Activation of mesangial cell signaling cascades in response to mechanical strain.

BACKGROUND

Mesangial cells (MCs) are constantly exposed to pulsatile stretch and relaxation in their role as architectural support for the glomerulus. There is no cell proliferation in normal glomeruli. In contrast, animal models of increased glomerular capillary pressure are characterized by resident glomerular cell proliferation and elaboration of extracellular matrix (ECM) protein, resulting in glomerulosclerosis. This process can be ameliorated by maneuvers, such as angiotensin converting enzyme inhibition, that reduce glomerular capillary pressure. MCs grown on ECM-coated plates and exposed to cyclic stretch/relaxation proliferate and produce ECM protein, suggesting that this may be a useful in vitro model for MC behavior in response to increased physical forces. Previous work has shown induction of c-fos in response to application of mechanical strain to MCs, which may induce increases in AP-1 transcription factor activity, which, in turn, may augment ECM protein and transforming growth factor beta transcription and cell proliferation. Stimuli that lead to c-fos induction pass through mitogen-activated protein kinase (MAPK) pathways. Three MAPK cascades have been characterized in mammalian cells--p44/42 (classic MAPK), the stress-activated protein kinase/Jun terminal kinase (SAPK/JNK) pathway, and p38/HOG--and mechanical strain activates p44/42 and SAPK/JNK in cardiac fibroblasts.

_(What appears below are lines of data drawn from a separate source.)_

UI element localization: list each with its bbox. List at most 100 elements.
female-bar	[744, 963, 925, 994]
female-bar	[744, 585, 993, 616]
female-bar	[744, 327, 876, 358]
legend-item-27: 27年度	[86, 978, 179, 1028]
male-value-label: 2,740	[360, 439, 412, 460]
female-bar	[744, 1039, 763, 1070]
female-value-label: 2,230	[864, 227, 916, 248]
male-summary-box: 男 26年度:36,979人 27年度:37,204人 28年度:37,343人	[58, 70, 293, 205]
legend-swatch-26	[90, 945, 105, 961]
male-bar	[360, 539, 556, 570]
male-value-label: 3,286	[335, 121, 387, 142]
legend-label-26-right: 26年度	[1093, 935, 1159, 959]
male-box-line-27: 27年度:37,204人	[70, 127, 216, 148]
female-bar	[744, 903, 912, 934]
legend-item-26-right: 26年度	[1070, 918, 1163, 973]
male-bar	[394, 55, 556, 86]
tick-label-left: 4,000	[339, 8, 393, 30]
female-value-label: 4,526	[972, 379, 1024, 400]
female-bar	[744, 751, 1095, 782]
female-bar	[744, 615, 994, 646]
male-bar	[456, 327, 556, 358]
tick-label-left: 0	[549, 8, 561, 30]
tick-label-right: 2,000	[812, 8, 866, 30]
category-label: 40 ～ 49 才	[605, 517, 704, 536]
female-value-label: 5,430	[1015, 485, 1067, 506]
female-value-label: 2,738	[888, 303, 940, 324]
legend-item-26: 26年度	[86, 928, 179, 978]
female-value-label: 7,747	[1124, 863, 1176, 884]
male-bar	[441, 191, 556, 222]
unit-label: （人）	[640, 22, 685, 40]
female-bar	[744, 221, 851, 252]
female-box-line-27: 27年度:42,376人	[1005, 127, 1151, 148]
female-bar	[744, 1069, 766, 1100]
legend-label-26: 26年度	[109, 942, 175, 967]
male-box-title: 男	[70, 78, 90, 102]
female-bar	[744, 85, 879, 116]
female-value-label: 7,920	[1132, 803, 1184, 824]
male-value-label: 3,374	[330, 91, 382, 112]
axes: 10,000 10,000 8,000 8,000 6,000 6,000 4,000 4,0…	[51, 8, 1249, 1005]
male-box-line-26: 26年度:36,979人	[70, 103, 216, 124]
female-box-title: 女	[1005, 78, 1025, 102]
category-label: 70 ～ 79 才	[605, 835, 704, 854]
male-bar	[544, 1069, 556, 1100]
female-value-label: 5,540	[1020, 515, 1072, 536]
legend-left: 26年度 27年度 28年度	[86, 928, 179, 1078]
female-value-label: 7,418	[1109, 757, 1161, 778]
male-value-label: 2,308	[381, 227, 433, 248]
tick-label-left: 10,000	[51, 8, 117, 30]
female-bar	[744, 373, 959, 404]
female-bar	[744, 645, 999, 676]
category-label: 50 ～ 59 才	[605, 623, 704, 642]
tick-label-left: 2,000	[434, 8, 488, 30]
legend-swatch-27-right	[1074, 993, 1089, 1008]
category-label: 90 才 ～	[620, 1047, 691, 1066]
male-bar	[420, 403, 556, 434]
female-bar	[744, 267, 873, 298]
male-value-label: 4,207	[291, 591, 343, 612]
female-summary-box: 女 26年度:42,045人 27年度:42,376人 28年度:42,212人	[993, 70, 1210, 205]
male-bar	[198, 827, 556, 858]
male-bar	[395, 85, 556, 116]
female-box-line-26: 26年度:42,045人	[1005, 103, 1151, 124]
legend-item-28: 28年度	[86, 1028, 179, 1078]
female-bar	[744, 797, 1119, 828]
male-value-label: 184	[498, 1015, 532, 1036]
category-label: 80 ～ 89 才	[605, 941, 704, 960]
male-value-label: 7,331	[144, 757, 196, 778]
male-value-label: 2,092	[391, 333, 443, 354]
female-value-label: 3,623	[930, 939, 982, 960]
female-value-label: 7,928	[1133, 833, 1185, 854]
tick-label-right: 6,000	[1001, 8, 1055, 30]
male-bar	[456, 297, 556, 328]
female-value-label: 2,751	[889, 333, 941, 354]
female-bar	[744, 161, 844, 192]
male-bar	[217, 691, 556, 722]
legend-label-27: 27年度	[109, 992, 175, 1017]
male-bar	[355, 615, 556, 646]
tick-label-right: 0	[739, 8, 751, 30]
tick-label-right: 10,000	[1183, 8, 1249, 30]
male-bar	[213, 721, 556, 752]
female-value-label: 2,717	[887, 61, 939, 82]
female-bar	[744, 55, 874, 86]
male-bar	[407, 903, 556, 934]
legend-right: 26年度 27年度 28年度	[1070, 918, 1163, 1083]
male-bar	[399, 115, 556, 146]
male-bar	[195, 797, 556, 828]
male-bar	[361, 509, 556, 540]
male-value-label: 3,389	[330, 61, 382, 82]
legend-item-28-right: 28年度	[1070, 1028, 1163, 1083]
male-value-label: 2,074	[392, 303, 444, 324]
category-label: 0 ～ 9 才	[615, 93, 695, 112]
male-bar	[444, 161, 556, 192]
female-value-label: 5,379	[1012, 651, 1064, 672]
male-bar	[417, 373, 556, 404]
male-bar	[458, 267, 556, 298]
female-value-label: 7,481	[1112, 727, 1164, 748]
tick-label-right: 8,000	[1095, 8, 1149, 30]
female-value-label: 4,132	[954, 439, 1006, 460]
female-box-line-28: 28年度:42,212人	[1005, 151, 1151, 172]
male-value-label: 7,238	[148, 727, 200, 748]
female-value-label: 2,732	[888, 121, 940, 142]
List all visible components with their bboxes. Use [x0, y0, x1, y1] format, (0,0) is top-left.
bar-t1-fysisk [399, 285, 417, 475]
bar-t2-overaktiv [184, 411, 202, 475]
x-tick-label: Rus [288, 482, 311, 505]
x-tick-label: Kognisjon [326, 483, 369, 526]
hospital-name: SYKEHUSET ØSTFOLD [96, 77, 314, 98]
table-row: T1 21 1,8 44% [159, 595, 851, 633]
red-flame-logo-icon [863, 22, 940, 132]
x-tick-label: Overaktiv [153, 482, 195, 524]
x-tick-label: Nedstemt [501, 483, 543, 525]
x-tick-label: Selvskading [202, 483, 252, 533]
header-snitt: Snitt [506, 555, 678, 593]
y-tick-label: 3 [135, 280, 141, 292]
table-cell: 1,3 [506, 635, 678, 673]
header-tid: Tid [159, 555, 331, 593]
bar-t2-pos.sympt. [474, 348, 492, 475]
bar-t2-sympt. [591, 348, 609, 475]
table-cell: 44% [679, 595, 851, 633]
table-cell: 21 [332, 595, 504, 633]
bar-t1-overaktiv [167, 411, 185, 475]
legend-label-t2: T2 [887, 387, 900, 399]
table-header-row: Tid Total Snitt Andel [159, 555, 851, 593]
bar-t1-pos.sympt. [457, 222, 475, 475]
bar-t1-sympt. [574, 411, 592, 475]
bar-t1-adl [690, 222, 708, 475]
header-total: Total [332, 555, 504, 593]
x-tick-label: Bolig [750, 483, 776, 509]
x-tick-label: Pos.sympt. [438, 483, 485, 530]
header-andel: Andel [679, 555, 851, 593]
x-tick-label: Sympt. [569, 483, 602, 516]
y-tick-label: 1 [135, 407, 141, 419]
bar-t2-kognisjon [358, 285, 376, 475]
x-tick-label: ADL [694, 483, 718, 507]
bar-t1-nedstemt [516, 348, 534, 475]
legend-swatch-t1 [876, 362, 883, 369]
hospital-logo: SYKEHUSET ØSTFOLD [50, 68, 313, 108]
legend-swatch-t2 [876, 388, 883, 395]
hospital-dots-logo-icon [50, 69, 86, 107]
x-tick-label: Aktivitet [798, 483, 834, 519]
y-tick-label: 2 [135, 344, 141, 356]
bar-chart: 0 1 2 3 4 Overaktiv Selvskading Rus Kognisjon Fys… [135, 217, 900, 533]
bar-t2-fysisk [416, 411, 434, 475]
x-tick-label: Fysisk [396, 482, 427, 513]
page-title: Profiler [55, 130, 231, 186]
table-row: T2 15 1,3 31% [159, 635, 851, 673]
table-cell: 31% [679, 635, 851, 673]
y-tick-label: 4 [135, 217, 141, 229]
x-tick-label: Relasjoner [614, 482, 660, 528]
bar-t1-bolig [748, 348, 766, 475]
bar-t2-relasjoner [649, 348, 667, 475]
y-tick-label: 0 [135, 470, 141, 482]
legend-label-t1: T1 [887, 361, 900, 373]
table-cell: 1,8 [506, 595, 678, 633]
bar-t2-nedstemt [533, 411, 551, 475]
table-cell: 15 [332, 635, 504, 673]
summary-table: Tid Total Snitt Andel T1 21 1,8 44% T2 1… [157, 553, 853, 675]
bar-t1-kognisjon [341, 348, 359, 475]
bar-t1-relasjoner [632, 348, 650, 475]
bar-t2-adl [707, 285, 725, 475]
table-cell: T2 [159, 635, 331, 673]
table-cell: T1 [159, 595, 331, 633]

However, in contrast to MCs, these cells do not proliferate in response to physical force. Accordingly, we studied activation of the MAPK pathways in MCs exposed to mechanical strain.

METHODS

MCs (passages 5 to 10) cultured on type 1 collagen-coated, flexible-bottom plates were exposed to 30, 60, or 120 minutes of cyclic strain (60 cycles/min) by computer-driven generation of vacuums of -14 and -28 kPa, inducing 20% and 29% elongations in the diameter of the surfaces, respectively. Control MCs were grown on coated rigid bottom plates. Proliferation was assessed at 24 hours by 3H-thymidine incorporation. Protein levels (by Western blot) and activity assays for all three kinase cascades were performed at 30, 60, and 120 minutes.

RESULTS

Cyclic strain/relaxation lead to an approximate doubling of 3H-thymidine incorporation at 24 hours (N = 3, P < 0.05) only in cultures stretched 29%, but not in cultures stretched 20%. At -29% elongation, the increase in 3H-thymidine incorporation was preceded by early activation of MAPK signaling pathways. p44/42 activity increased to a maximum of eightfold greater than control at 60 minutes. p38/HOG activity was not measurable at baseline but was increased markedly at 30 minutes, which was sustained through to 120 minutes. SAPK/JNK activity was present at a very low level in MCs and was not changed by stretch. However, it was markedly increased by sorbitol. In MCs stretched to 20% elongation, lesser increases in p44/42 were seen with a similar time course, whereas no increases in p38/HOG or SAPK could be detected at the time points studied. No increase in any kinase pathway activity was seen at any time in static cultures.

CONCLUSIONS

High-pressure cyclic stretch leads to MC proliferation, preceded by marked activation of p44/42 and p38/HOG MAPKs. Cell proliferation is not seen with low-pressure stretch, and there is only modest p44/42 MAPK activation, suggesting that glomerular capillary hypertension may lead to cell proliferation and injury partly through differential activation of kinase cascades.